Thursday 23 February 2017

Most older teachers not equipped to teach children with special needs

In 2011 the Swaziland Ministry of Education and Training formulated a policy on Inclusive Education. One of the fundamental objectives was to allow child with special educational needs (SEN) to enroll in the mainstream at their local schools and avoid a situation whereby the child is uprooted from his or her environment and made to start life somewhere else without the support of the parent and outside their normal environment. However, some teachers have come forward lamenting that they are not equipped to teach children with special educational needs, even though they want to, owing to the fact that they were not trained for it.
Local teacher training institutions have over the years started to put some emphasis on special needs, which teachers who have been in the field for longer say was not the case before. A teacher at a school in Mbabane, Muzi Shongwe* said there was lack of capacity building to empower teachers to better assist the learners. He trained at Southern Africa Nazarene University (SANU) and started teaching in 1994. Shongwe said in most government schools, there was lack of programmes and resources suitable for the challenged child, and the infrastructure was not conducive to the needs of the children. “The policy on inclusive education is a very noble initiative. But we lack political will. The policy only exists on paper. My heart bleeds for those children. Just like any other, they have a future. They have dreams. We cannot exclude them based on the special circumstances,” he said.
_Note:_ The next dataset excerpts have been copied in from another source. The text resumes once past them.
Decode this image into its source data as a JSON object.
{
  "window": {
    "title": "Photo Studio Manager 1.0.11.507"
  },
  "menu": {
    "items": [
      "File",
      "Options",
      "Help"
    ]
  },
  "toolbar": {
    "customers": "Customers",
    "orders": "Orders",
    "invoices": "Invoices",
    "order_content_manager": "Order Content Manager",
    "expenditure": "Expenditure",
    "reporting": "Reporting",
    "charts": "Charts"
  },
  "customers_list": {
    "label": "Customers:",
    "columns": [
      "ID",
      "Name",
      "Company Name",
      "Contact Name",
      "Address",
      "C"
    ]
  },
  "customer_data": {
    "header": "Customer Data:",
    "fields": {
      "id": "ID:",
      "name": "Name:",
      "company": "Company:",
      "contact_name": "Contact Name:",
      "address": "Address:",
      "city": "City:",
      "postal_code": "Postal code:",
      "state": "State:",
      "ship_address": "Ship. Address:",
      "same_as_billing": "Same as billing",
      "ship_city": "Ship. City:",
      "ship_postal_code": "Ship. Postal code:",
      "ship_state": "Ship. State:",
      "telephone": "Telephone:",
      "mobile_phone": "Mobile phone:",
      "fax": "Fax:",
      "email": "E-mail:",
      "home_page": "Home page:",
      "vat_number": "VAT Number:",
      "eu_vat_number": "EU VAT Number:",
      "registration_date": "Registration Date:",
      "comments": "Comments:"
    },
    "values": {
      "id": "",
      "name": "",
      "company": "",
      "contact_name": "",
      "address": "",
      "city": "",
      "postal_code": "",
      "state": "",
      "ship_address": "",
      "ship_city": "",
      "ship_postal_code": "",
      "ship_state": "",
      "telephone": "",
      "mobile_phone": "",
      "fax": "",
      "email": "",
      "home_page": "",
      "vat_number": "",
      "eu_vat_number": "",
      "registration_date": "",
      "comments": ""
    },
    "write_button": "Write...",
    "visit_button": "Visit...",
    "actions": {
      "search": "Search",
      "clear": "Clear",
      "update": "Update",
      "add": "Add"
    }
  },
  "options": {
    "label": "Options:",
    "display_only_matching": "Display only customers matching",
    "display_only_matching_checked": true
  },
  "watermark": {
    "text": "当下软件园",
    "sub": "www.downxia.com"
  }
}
Ministry of Education and Training Senior Inspector for Special Education Needs, Cebsile Nxumalo disputed that the policy existed only on paper, asserting that schools that had embraced the principles of Inclusive Education were improving their policies, teaching and learning and resourcing approaches to cater for diversity in their classrooms.
Shongwe said the situation would improve if government capacitated teachers by either paying for or subsidising their studies in special needs training.  He also recommended that the National Curriculm Centre should design a relevant curriculum specific to the needs of the children and that resources must be provided to enhance the programmes. “My school has limited collaboration with Ekwetsembeni Special School. They assist with activities that can be assigned to the learners and how to manage them. We’ve also engaged inspectors from the Ministry on capacity building. Mid to long term, we encourage our staff members to enroll at the university. But before that happens, the children’s future looks bleak, sadly,” said Shongwe.
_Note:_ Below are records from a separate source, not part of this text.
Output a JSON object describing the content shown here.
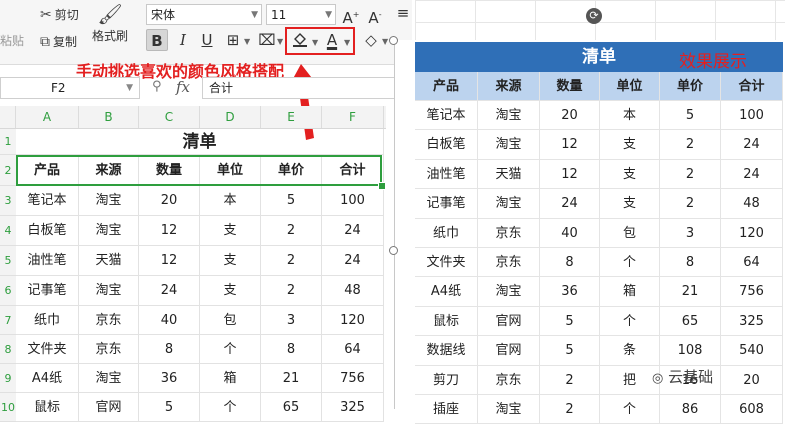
{
  "ribbon": {
    "paste_label": "粘贴",
    "cut_label": "剪切",
    "copy_label": "复制",
    "format_painter_label": "格式刷",
    "font_name": "宋体",
    "font_size": "11",
    "bold": "B",
    "italic": "I",
    "underline": "U",
    "font_color_glyph": "A"
  },
  "annotation": {
    "text": "手动挑选喜欢的颜色风格搭配",
    "color": "#e32020"
  },
  "formula_bar": {
    "cell_ref": "F2",
    "fx": "fx",
    "value": "合计"
  },
  "sheet": {
    "columns": [
      "A",
      "B",
      "C",
      "D",
      "E",
      "F"
    ],
    "row_numbers": [
      "1",
      "2",
      "3",
      "4",
      "5",
      "6",
      "7",
      "8",
      "9",
      "10"
    ],
    "title": "清单",
    "headers": [
      "产品",
      "来源",
      "数量",
      "单位",
      "单价",
      "合计"
    ],
    "rows": [
      [
        "笔记本",
        "淘宝",
        "20",
        "本",
        "5",
        "100"
      ],
      [
        "白板笔",
        "淘宝",
        "12",
        "支",
        "2",
        "24"
      ],
      [
        "油性笔",
        "天猫",
        "12",
        "支",
        "2",
        "24"
      ],
      [
        "记事笔",
        "淘宝",
        "24",
        "支",
        "2",
        "48"
      ],
      [
        "纸巾",
        "京东",
        "40",
        "包",
        "3",
        "120"
      ],
      [
        "文件夹",
        "京东",
        "8",
        "个",
        "8",
        "64"
      ],
      [
        "A4纸",
        "淘宝",
        "36",
        "箱",
        "21",
        "756"
      ],
      [
        "鼠标",
        "官网",
        "5",
        "个",
        "65",
        "325"
      ]
    ]
  },
  "preview": {
    "title": "清单",
    "badge": "效果展示",
    "title_bg": "#2f6fb7",
    "header_bg": "#bcd3ee",
    "headers": [
      "产品",
      "来源",
      "数量",
      "单位",
      "单价",
      "合计"
    ],
    "rows": [
      [
        "笔记本",
        "淘宝",
        "20",
        "本",
        "5",
        "100"
      ],
      [
        "白板笔",
        "淘宝",
        "12",
        "支",
        "2",
        "24"
      ],
      [
        "油性笔",
        "天猫",
        "12",
        "支",
        "2",
        "24"
      ],
      [
        "记事笔",
        "淘宝",
        "24",
        "支",
        "2",
        "48"
      ],
      [
        "纸巾",
        "京东",
        "40",
        "包",
        "3",
        "120"
      ],
      [
        "文件夹",
        "京东",
        "8",
        "个",
        "8",
        "64"
      ],
      [
        "A4纸",
        "淘宝",
        "36",
        "箱",
        "21",
        "756"
      ],
      [
        "鼠标",
        "官网",
        "5",
        "个",
        "65",
        "325"
      ],
      [
        "数据线",
        "官网",
        "5",
        "条",
        "108",
        "540"
      ],
      [
        "剪刀",
        "京东",
        "2",
        "把",
        "16",
        "20"
      ],
      [
        "插座",
        "淘宝",
        "2",
        "个",
        "86",
        "608"
      ]
    ]
  },
  "watermark": "云基础"
}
Responding to Shongwe’s grievance that there were no adequate resources to help children with special needs in schools, Nxumalo said resources were multifaceted. They could be financial, material, or otherwise, and the ministry encouraged schools to identify the specific resources they needed and then include those resources in their school development plan and budget.  “Where they need external support, they then make the SEN unit aware of the specific support they require.  The Ministry has over the years supported schools in this regard,” she said. Nxumalo also said there was no separate curriculum, adding that the ideal situation would rather be to modify and adapt the existing curriculum to suit the needs of every learner in the classroom. 
Nxumalo said all teachers who go through a Primary Teachers Diploma or Secondary Teacher's Diploma in all the teacher training colleges do Special Needs training from 1st to 3rd year.  “This has been the case since 2009.  Therefore, teachers now graduate with a good base on SEN issues.  In each primary school we therefore expect that there are one or two teachers who have done SEN. Furthermore, the SEN unit does run capacity building workshops for school. This means every year we select a few schools (primary and high schools) to benefit from the workshops. The number of schools to benefit is determined by the funds we have that year for running workshops,” said Nxumalo.
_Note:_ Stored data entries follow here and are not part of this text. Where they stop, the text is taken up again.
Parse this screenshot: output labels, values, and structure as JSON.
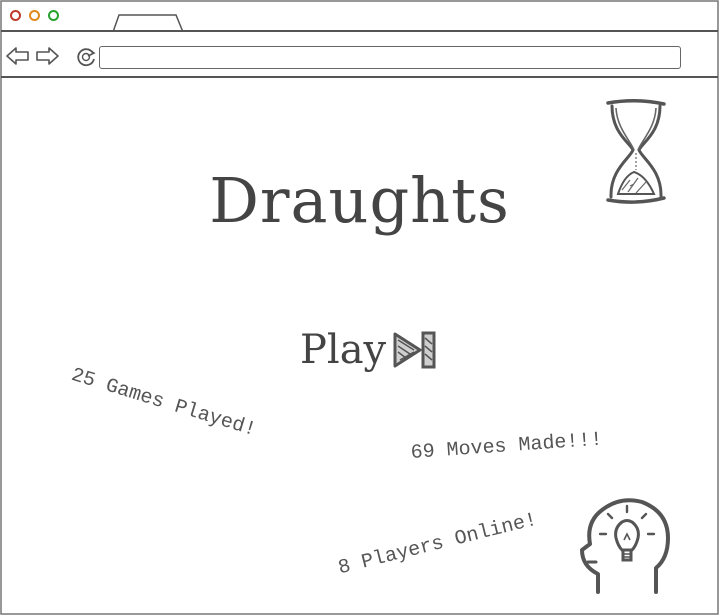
{
  "browser": {
    "address_value": "",
    "icons": {
      "close": "close-dot-icon",
      "minimize": "minimize-dot-icon",
      "maximize": "maximize-dot-icon",
      "back": "arrow-left-icon",
      "forward": "arrow-right-icon",
      "reload": "reload-icon"
    },
    "colors": {
      "close": "#c0392b",
      "minimize": "#e08a1e",
      "maximize": "#27a12d",
      "outline": "#555555"
    }
  },
  "main": {
    "title": "Draughts",
    "play_label": "Play",
    "play_icon": "play-skip-icon",
    "timer_icon": "hourglass-icon",
    "idea_icon": "head-lightbulb-icon",
    "stats": {
      "games": "25 Games Played!",
      "moves": "69 Moves Made!!!",
      "players": "8 Players Online!"
    }
  }
}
Although Nxumalo said since 2009 all teachers had been receiving SEN training, another teacher who graduated from Swaziland College of Technology in 2012 emphatically denied that he ever got such training. He, however, went on to teach at a special school. Fortunately for Mukelwe Dlamini*, he has since enrolled with SANU for a degree in Inclusive Education and Special Needs. “I was learning by doing and experimenting with the children because I had no clue how to teach them. Sometimes whatever strategy I used would win, sometimes not,” he said when quizzed on how he managed to teach the children with no training. Dlamini said the only special skill he possessed was that he could use sign fluently, which placed him in good stead with the deaf students at the school. He undertook to learn sign language for his own personal development even before he went for tertiary education. Since enrolling for the studies with SANU, Dlamini said he feels a lot more confident and empowered to teach learners with special needs. “Now I understand that learners are diverse and that the one-size-fits-all approach which I employed before is not necessarily the way to go. I am learning different strategies one may employ to teach my students,” he said. He added that he was grateful to SRA for sponsoring his studies, and that he was fortunate because there were many teachers who knew nothing on SEN, yet some of them were teaching such children.
Although there might be some advancement in equipping teachers for SEN, what is very clear is that there are many teachers that graduated before a proper roll out of the training that are still out in the cold. It is a genuine concern that should really be addressed with the seriousness it deserves, because the end result is a child with special needs who remains illiterate even as he attends school; all because his/her teacher doesn’t know what to do with him. In some circumstances, parents are requested to withdraw their child from school because the teachers have thrown in the towel on that child. Children might end up staying at home or being forced to commute to distant special schools.